Thursday, March 15, 2018

A Fort Full of Cannons in St. George's, Grenada

We took a cab to have some lunch in the the capital city: St. George's.

Our driver got really philosophical about bad drivers. "A lot of people drive for themselves, but you've gotta drive for everyone".

Christ of the Abyss was a gift from the Italian cruise line who's cruise ship caught fire then sunk here in 1961.

The Carenage, as St. George's harbor is referred to, was so colorful and fun. This place really feels like how the Caribbean is supposed to be. 

This is going to be hard to believe but we had lunch at a place called the Nutmeg Bar & Restaurant. They sure do love nutmeg around here.

The place had a great view of the bay.

I was excited to see roti on the menu. Roti is like an Indian-influenced curried potato and meat burrito. If you recall they had smaller handheld versions of these in Trinidad and Tobago. Well Grenada takes it one step awesomer and adds conch meat in the mix.

Boom you just got flavor exploded.

Went for that nutmeg ice cream afterward.

Our waiter was super funny. He saw me flipping through the guidebook and was like "if you like books you should read this book about Grenada." I think that might be my first waiter book recommendation.

Our guidebook said that the Grenada National Museum wasn't that great but it was only $3 to get in so what the heck. A good life lesson is that if you keep your expectations really really low then you are immune to disappointment.

There was some antique rum making equipment.

Some pictures of the aforementioned MV Bianca C on fire on the right then under the water, not on fire, on the left.

A picture of Prime Minister Bishop hanging out with the Castro brothers. Things did not turn out well for him.

And obviously there had to be a painting of a lady wearing a dress made out of nutmeg. The anticipation for tomorrow's tour of the nutmeg factory may be too much for me to bear. Nutmeg.

We were now in cruise chump territory and there was a little choo-choo for the cruise chumps to ride around on so they didn't have to use their legs or speak to anyone.

The path from the cruise ship dock to the city was like a long shopping mall gauntlet.

Lydia wrote some postcards while I taught some random British woman how to use her iPad so she could facetime with her grandkids.

They had a fort. Fort George. Why not?

The local lizards had some sweet little orange neck things that they could inflate.

I'd like to formally add "fire an old cannon" to my bucket list. And if we're getting specific, I'd like to fire it at a cruise ship.

We had a discussion of the difference in projectile trajectories of mortars versus traditional cannons which I can safely say Lydia was riveted by.

I saw this church's spires from multiple points of the city so I was interested in checking it out up close. It turned out that times were pretty tough.

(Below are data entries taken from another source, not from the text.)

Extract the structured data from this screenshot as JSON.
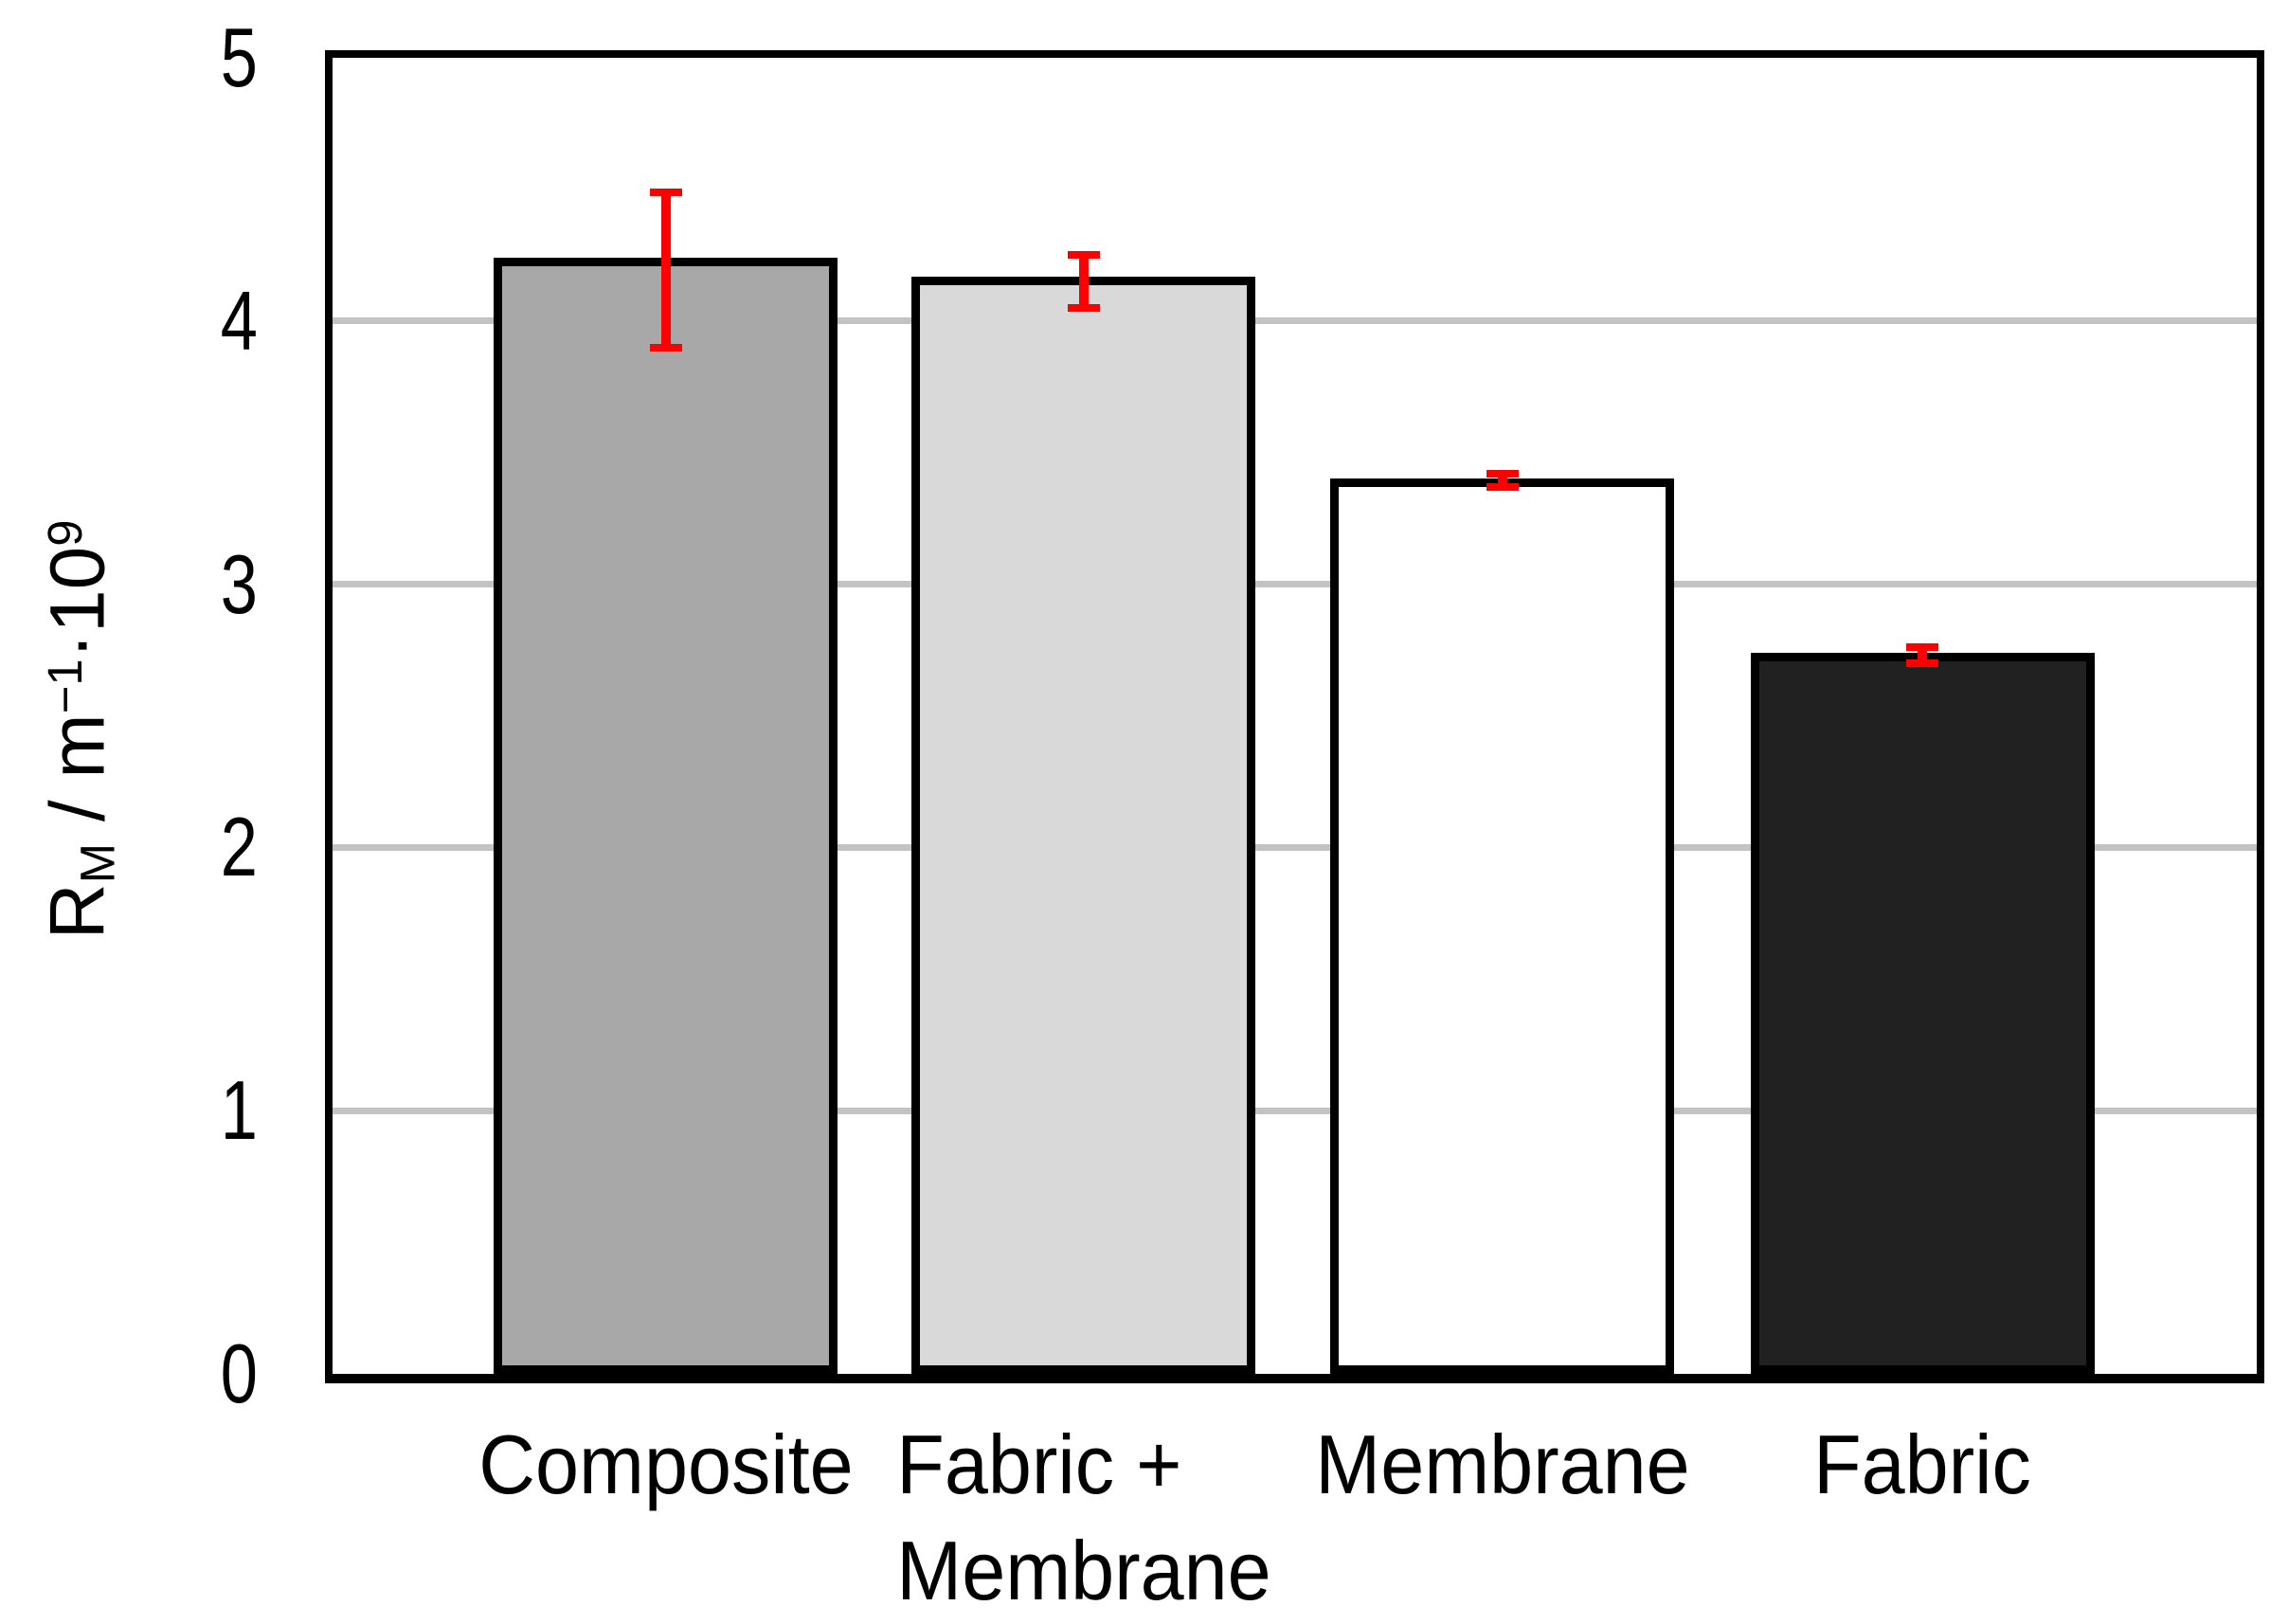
{
  "chart_data": {
    "type": "bar",
    "title": "",
    "categories": [
      "Composite",
      "Fabric +\nMembrane",
      "Membrane",
      "Fabric"
    ],
    "values": [
      4.24,
      4.17,
      3.4,
      2.74
    ],
    "error_bars": {
      "high": [
        4.49,
        4.25,
        3.42,
        2.76
      ],
      "low": [
        3.9,
        4.05,
        3.37,
        2.7
      ],
      "color": "#ff0000"
    },
    "ylabel_plain": "RM / m−1·10⁹",
    "ylabel_parts": [
      {
        "text": "R"
      },
      {
        "text": "M",
        "script": "sub"
      },
      {
        "text": " / m"
      },
      {
        "text": "−1",
        "script": "sup"
      },
      {
        "text": "·10"
      },
      {
        "text": "9",
        "script": "sup"
      }
    ],
    "xlabel": "",
    "ylim": [
      0,
      5
    ],
    "yticks": [
      0,
      1,
      2,
      3,
      4,
      5
    ],
    "grid": {
      "horizontal": true,
      "color": "#c3c3c3"
    },
    "legend": "none",
    "bar_styles": {
      "fills": [
        "#a8a8a8",
        "#d9d9d9",
        "#ffffff",
        "#212121"
      ],
      "border_color": "#000000"
    },
    "frame_color": "#000000",
    "background": "#ffffff",
    "text_color": "#000000"
  }
}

Trippiest travel agent advertising ever.

Lydia babysat some random child at the hotel pool while I avoided the child at the hotel pool.

We headed down to the beach to watch the sun set.

I found some coral that looked like a unicorn horn.... maybe you had to be there.

Cummin' Up was a delightful little food truck-looking thing on the beach.

The menu was written on the wall in marker. There were only two choices, and we'd just had roti for lunch so that sort of narrowed it down. I went with the jerk chicken, rice, and green salad.

It was dark so you can't see anything in this video but it's more of an imperfect attempt to capture a perfect Caribbean moment. We were dining on the beach, sitting next to some locals, listening to the waves roll in with some Bob Marley playing in the background. A guy came by trying to sell us some mangoes out of a bucket. I admired his pluck but I didn't need any bucket mangoes in my life at that time.

By this time the guy at Esther's bar by the beach knew our names. The banana coladas smell like lovely nutmeg. Lydia said they're like banana splits mixed with eggnog.